What sells newspapers
Happy New Year to all. May everyone's year be safe, prosperous and meaningful.
It sometimes surprises me when intelligent, well-read people fall into the common trap of saying horrible occurrences (particularly graphic images) "sell newspapers."
They do not. Actually, they cause people to cancel subscriptions.
What actually sells newspapers? Wedding announcements.
The mother of a bride or groom may pick up more than 25 copies of the newspaper to send to distant relatives. No story or photo prompts any reader to pick up this many single-issue copies from a newsstand. It's a deflating realization for most young reporters, yet it keeps everyone humble.
However, this is the misunderstood part of the newspaper business. If newspapers really wanted rack sales, they'd be nothing but stories and pictures of brides and sports (particularly youth-league sports). Instead, newspapers contain information readers need each day.
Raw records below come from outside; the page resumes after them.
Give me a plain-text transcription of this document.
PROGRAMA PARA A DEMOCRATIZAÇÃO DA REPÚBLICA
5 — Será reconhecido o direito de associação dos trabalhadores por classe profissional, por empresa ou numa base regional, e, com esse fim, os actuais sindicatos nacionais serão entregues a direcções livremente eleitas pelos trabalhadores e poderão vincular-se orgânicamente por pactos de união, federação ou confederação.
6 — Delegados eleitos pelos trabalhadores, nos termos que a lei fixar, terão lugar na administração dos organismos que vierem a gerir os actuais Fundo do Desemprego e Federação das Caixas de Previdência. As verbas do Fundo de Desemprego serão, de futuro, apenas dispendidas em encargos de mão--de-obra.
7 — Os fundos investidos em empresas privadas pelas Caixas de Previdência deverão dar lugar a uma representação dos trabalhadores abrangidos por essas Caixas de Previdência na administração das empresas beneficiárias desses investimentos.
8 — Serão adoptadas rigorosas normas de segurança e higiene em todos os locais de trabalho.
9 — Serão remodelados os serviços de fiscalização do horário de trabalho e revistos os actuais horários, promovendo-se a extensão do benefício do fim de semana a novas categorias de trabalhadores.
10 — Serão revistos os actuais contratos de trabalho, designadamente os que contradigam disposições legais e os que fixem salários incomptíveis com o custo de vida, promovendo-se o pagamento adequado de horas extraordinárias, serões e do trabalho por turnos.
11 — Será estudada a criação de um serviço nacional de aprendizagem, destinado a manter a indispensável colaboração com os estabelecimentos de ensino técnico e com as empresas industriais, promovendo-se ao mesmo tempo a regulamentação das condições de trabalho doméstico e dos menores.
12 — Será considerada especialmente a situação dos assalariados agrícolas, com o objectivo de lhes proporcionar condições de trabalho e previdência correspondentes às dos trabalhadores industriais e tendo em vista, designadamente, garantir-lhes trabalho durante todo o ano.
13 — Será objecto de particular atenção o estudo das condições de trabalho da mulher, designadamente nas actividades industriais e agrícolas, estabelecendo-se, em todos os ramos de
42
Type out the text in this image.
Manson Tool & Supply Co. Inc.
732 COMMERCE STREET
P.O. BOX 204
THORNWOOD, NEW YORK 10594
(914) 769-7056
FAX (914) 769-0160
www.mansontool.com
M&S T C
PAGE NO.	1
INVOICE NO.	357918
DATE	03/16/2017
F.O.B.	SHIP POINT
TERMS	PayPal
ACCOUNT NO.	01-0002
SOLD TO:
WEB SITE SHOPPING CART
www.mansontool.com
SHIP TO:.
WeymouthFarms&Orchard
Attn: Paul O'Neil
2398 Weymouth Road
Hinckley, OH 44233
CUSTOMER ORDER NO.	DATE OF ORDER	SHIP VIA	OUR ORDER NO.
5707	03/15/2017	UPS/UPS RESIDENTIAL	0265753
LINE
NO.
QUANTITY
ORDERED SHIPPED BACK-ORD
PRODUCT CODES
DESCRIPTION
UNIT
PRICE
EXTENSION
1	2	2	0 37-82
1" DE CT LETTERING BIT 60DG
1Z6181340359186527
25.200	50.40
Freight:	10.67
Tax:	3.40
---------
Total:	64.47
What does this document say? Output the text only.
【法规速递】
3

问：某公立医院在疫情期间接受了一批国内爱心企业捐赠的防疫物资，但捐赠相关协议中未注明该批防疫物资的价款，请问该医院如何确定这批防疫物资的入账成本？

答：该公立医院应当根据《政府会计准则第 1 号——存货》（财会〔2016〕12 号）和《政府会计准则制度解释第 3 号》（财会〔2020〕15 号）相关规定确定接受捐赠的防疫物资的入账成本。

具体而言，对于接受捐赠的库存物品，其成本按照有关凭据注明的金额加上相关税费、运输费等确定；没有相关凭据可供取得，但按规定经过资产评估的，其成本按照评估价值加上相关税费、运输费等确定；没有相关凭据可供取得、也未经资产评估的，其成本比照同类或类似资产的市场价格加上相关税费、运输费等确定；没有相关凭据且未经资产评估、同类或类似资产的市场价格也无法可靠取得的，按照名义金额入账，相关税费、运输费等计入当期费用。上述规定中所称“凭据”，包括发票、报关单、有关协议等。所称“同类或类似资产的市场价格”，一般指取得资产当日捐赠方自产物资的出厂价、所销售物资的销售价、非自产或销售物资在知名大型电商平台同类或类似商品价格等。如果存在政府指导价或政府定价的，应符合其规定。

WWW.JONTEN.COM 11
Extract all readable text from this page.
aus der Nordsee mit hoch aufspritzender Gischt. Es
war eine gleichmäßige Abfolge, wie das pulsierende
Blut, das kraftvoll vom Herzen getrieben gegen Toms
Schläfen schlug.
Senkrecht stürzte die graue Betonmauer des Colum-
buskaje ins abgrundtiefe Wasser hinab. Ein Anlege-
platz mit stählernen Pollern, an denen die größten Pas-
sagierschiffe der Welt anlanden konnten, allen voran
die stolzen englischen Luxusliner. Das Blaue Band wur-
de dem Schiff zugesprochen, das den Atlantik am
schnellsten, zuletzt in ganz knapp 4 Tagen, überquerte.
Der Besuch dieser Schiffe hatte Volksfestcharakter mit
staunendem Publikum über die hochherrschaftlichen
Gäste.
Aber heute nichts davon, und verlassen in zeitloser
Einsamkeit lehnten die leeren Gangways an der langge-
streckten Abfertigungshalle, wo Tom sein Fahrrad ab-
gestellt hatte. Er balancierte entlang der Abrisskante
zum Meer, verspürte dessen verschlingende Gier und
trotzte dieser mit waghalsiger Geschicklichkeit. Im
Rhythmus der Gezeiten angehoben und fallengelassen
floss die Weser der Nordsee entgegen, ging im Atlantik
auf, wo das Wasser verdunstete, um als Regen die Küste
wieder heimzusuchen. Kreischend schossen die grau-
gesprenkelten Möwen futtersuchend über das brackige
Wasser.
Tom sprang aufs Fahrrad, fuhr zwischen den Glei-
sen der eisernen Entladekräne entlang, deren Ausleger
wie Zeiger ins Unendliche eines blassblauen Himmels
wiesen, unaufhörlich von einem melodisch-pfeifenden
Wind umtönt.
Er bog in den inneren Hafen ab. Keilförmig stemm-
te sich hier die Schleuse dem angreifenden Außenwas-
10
The misconception is often a confusion between media forms. Some people think newspaper and television stories are the same. Therefore, they watch the television and blame the newspaper. This is an apples and oranges issue.
Yes, I'll concede TV does a far better job of presenting breaking news in real time. However, "live" is frequently confusing and not always accurate. It changes as it's watched. Meanwhile, newspaper stories are accurate to the point of deadline. The next day, it may be clarified in detail.
At a recent shoot, a nice man said he was pleased I was "finally covering a good story" for the newspaper. I told him he hadn't read our newspaper. He got flustered and changed the subject because I caught him.
He couldn't respond because he probably had not read any newspaper lately. Even if he had, I could've asked him "when" or "how many pages" and the reaction would've been the same. Likewise, he didn't know what my particular beat is.
Yes, I do cover fires, murders and the like, but I cover far more sporting events, elementary school PTA functions, concerts, ballets, and theaters. If he thought the 11 community parades/holiday events I covered this December are "bad news," then he probably shouldn't get a subscription. He'd never find "good news" in our paper.
If we gave two stories the same amount of space, most of our paper's readers would want to know about the serial rapist in their city rather than best manicured lawn award winner. Consequently, they won't read the lawn story. It doesn't mean the lawn story isn't written. It's simply a prioritization of importance to individual readers.